LOOKING FORWARD
[Speech of Henry Irving[10] at a banquet given in his honor, London, July 4, 1883, in view of his impending departure for a professional tour of America. The Lord Chief Justice of England, John Duke Coleridge, occupied the chair.]
MENU CARD
Photogravure after a design by Thompson Willing
Through the courtesy of the Lotus Club, we are enabled to reproduce this typical dinner card, especially drawn and engraved for a complimentary banquet to Sir Henry Irving. The original card is about three times the size of this reproduction.
My Lord Chief Justice, My Lords and Gentlemen:—I cannot conceive a greater honor entering into the life of any man than the honor you have paid me by assembling here to-night. To look around this room and scan the faces of my distinguished hosts, would stir to its depths a colder nature than mine. It is not in my power, my lords and gentlemen, to thank you for the compliment you have to-night paid me.
"The friends thou hast, and their adoption tried,
Grapple them to thy soul with hooks of steel."

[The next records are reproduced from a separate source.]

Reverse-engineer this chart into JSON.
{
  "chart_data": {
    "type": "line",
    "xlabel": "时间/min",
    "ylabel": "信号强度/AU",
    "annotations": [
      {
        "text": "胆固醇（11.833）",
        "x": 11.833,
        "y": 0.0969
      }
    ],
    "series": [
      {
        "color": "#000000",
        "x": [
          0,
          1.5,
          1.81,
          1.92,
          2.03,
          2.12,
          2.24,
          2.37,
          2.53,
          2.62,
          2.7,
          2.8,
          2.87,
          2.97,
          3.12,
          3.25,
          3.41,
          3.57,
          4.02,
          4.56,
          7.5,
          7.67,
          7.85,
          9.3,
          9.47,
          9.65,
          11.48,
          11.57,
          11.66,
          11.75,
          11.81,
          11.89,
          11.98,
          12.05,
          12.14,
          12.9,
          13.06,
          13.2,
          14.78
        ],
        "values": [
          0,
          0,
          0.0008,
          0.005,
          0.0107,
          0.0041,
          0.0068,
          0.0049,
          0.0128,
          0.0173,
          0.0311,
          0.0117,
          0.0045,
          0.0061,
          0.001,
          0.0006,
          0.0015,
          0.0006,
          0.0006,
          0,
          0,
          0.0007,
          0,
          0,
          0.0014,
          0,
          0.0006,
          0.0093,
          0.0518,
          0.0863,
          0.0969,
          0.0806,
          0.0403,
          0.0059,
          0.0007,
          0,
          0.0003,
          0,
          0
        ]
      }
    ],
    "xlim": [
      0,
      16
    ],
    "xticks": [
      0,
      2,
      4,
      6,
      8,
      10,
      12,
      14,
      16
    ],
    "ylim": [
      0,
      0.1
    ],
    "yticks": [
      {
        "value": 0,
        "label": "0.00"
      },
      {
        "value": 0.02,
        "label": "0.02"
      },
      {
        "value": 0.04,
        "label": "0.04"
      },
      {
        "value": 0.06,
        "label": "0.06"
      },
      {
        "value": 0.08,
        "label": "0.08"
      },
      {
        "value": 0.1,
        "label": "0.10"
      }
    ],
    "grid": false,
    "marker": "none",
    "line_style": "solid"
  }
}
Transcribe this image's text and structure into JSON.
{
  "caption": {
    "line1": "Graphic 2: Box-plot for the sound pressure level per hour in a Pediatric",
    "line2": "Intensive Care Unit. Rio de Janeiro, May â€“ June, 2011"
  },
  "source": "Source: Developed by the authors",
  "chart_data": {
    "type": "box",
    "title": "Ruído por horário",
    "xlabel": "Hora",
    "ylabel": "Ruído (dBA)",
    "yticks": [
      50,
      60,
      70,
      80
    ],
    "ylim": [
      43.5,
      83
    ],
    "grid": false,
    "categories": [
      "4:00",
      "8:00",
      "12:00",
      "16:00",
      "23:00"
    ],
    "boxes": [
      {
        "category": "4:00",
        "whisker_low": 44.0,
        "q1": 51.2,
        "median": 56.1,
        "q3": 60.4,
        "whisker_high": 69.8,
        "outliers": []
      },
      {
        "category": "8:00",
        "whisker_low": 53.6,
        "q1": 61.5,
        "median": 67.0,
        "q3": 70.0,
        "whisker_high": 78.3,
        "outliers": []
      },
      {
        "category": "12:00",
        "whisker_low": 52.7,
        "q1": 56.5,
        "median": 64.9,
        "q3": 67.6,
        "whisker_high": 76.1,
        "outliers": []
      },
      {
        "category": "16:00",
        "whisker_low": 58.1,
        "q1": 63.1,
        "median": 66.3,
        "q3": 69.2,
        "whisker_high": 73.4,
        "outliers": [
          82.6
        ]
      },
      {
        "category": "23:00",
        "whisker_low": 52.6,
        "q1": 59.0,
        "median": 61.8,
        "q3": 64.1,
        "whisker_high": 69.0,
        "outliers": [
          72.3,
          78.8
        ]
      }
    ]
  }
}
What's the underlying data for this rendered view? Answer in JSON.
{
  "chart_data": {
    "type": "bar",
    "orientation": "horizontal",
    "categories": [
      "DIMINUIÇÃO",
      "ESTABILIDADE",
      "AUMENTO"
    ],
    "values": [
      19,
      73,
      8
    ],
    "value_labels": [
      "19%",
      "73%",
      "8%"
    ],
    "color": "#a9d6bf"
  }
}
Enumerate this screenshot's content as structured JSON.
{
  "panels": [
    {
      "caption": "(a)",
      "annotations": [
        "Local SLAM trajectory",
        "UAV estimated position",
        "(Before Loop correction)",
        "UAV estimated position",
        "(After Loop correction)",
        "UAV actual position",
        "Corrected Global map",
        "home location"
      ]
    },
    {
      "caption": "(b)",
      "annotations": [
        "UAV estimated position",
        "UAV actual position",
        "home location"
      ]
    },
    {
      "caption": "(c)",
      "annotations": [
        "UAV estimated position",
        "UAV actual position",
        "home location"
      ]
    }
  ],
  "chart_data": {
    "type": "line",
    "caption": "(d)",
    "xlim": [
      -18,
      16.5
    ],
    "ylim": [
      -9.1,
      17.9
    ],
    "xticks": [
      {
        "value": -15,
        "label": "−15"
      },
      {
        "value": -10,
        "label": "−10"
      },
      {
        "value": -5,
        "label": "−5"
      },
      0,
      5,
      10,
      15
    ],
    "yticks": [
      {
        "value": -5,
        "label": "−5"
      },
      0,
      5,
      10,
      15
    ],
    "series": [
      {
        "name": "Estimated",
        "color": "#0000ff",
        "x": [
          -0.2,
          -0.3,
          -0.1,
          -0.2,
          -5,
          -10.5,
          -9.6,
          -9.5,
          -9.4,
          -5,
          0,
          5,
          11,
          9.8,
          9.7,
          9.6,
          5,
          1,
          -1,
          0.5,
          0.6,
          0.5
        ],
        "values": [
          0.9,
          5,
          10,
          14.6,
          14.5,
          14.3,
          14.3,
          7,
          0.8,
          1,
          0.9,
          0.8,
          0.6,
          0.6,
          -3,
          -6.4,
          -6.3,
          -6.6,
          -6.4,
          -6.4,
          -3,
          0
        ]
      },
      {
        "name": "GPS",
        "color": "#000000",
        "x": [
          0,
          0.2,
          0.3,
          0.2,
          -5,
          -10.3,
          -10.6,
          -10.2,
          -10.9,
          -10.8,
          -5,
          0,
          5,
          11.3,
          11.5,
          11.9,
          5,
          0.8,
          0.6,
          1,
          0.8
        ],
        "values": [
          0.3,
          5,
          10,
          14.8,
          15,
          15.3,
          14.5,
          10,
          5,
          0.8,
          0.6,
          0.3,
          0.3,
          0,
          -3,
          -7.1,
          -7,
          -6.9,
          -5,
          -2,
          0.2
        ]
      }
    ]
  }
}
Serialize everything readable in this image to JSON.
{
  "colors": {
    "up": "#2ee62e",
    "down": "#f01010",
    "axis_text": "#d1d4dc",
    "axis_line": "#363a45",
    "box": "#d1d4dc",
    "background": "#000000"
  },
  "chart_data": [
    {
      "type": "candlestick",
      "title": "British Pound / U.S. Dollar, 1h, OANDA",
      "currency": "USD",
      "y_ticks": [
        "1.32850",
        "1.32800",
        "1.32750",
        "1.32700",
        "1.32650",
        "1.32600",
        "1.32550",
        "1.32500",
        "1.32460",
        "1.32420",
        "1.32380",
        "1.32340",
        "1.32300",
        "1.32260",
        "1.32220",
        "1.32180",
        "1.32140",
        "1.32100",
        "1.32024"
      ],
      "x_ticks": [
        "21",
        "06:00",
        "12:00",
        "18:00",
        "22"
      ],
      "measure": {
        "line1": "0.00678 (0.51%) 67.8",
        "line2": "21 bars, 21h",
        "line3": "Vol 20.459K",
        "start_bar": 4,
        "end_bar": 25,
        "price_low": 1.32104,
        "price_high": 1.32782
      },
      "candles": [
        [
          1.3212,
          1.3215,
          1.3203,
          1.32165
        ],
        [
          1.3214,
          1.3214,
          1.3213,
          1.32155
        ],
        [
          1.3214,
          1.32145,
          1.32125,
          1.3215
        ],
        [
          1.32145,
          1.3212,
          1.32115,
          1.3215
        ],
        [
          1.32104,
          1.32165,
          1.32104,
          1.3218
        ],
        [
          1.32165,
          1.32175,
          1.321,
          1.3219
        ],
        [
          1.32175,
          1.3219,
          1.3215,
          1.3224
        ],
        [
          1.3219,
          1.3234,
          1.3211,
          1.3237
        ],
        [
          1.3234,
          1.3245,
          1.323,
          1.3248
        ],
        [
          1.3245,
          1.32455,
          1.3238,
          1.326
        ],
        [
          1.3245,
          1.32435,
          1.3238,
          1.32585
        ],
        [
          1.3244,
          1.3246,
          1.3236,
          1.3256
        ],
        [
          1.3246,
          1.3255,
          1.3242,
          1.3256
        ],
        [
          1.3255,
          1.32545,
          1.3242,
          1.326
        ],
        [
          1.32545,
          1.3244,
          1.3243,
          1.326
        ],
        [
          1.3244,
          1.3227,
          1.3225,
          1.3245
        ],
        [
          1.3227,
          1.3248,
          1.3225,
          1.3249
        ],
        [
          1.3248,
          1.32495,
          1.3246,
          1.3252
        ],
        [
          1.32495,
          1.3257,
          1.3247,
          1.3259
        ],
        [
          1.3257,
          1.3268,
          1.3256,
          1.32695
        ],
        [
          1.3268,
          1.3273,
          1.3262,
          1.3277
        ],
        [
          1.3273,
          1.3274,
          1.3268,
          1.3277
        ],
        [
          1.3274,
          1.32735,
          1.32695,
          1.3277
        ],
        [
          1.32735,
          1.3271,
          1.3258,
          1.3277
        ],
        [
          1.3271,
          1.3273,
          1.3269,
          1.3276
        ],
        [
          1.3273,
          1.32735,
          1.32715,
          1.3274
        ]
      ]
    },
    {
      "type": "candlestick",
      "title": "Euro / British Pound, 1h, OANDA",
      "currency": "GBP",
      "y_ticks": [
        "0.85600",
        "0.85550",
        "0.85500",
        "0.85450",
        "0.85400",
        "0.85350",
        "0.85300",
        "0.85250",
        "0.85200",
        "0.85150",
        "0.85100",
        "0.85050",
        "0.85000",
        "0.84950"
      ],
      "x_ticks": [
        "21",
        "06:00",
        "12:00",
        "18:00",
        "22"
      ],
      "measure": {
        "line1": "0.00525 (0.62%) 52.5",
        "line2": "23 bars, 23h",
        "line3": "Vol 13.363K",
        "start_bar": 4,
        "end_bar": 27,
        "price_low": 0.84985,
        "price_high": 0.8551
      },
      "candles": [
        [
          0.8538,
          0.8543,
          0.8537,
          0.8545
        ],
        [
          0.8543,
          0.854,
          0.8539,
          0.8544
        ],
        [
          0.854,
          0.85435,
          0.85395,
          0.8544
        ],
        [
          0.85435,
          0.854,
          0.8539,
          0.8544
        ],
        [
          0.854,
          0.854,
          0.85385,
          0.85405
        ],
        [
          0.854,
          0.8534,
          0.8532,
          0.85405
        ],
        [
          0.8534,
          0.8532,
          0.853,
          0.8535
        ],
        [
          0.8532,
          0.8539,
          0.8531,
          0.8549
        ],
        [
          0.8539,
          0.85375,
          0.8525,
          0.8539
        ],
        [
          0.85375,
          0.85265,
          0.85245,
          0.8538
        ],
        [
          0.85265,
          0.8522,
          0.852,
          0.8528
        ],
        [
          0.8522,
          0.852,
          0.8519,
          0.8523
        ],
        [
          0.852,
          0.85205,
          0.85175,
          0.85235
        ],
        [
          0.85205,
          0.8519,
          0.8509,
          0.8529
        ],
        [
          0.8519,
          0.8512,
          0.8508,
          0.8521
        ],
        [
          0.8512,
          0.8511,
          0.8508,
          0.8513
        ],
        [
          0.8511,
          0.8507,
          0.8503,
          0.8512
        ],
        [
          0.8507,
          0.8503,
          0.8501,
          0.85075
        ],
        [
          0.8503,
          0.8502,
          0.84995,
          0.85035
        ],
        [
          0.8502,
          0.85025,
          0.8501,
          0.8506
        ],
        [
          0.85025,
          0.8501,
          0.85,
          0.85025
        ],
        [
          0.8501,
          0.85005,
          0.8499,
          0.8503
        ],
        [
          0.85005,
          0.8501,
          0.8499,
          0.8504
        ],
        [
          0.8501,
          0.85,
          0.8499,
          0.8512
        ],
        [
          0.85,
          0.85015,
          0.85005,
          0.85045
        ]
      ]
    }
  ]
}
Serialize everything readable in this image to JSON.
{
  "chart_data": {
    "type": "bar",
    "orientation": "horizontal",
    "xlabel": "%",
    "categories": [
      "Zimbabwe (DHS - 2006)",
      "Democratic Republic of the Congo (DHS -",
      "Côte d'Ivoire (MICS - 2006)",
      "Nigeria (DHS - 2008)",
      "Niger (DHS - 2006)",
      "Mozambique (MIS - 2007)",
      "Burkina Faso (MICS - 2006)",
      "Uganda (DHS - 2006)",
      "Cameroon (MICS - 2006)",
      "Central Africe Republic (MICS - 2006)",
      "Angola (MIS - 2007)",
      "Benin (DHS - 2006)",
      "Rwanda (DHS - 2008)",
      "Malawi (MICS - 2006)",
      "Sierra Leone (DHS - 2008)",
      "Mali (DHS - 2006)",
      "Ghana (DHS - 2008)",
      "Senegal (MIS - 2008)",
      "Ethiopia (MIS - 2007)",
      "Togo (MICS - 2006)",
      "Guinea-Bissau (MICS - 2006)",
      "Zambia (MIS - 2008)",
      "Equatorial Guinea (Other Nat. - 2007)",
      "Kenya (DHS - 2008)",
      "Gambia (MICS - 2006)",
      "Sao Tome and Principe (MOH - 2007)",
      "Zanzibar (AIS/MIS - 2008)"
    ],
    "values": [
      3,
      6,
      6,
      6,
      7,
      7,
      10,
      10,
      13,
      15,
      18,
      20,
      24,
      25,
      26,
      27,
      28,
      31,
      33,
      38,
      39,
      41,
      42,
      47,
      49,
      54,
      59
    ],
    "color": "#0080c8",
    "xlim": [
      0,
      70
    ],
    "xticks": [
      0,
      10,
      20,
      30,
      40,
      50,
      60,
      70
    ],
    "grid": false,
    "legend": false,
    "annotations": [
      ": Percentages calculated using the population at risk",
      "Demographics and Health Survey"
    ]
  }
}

Never before have I so strongly felt the magic of those words; but you will remember it is also said in the same sentence, "Give thy thoughts no tongue." [Laughter.] And gladly, had it been possible, would I have obeyed that wise injunction to-night. [Renewed laughter.]
The actor is profoundly influenced by precedent, and I cannot forget that many of my predecessors have been nerved by farewell banquets for the honor which awaited them on the other side of the Atlantic; but this occasion I regard as much more than a compliment to myself: I regard it as a tribute to the art which I am proud to serve and I believe that feeling will be shared by the profession to which you have assembled to do honor. [Cheers.] The time has long gone by when there was any need to apologize for the actor's calling. ["Hear! Hear!">[ The world can no more exist without the drama than it can without its sister art, music. The stage gives the readiest response to the demand of human nature to be transported out of itself into the realms of the ideal—not that all our ideals on the stage are realized—none but the artist knows how immeasurably he may fall short of his aim or his conception,—but to have an ideal in art and to strive through one's life to embody it, may be a passion to the actor as it may be to the poet.
Your lordship has spoken most eloquently of my career. Possessed of a generous mind and a high judicial faculty, your lordship has been to-night, I fear, more generous than judicial. But if I have in any way deserved commendation, I am proud that it was as an actor that I won it. As the director of a theatre my experience has been short, but as an actor I have been before the London public for seventeen years; and on one thing I am sure you will all agree—that no actor or manager has ever received from that public more generous and ungrudging encouragement and support. [Cheers.]
Concerning our visit to America, I need hardly say that I am looking forward to it with no common pleasure. It has often been an ambition with English actors to gain the good-will of the English-speaking race, a good-will which is right heartily reciprocated towards our American fellow-workers, when they gratify us by sojourning here. Your God-speed would alone assure me a hearty welcome in any land. But I am not going amongst strangers; I am going amongst friends, and when I, for the first time, touch American ground, I shall receive many a grip of the hand from men whose friendship I am proud to possess. [Cheers.] Concerning our expedition the American people will no doubt exercise an independent judgment—a prejudice of theirs and a habit of long standing [laughter], as your lordship has reminded us, by the fact that to-day is the fourth of July, an anniversary rapidly becoming an English institution. Your lordship is doubtless aware, as to-night has so happily proved, that the stage has reckoned amongst its staunchest supporters many great and distinguished lawyers. There are many lawyers, I am told, in America, and as I am sure that they all deserve to be judges, I am in hopes that they will materially help me to gain a favorable verdict from the American people. [Cheers and laughter.]
I have given but poor expression to my sense of the honor you have conferred upon me, and upon the comrades associated with me in this our enterprise—an enterprise which, I hope, will favorably show the method and discipline of a company of English actors. On their behalf I thank you, and I also thank you on behalf of the lady who has so adorned the Lyceum stage, and to whose rare gifts your lordship has paid so just and gracious a tribute. The climax of the favor extended to me by my countrymen has been reached to-night. You have set upon me a burden of responsibility, a burden which I gladly and proudly bear. The memory of to-night will be to me a sacred thing, a memory which will, throughout my life, be ever treasured, a memory which will stimulate me to further endeavor, and encourage me to loftier aim. [Loud and continued cheers.]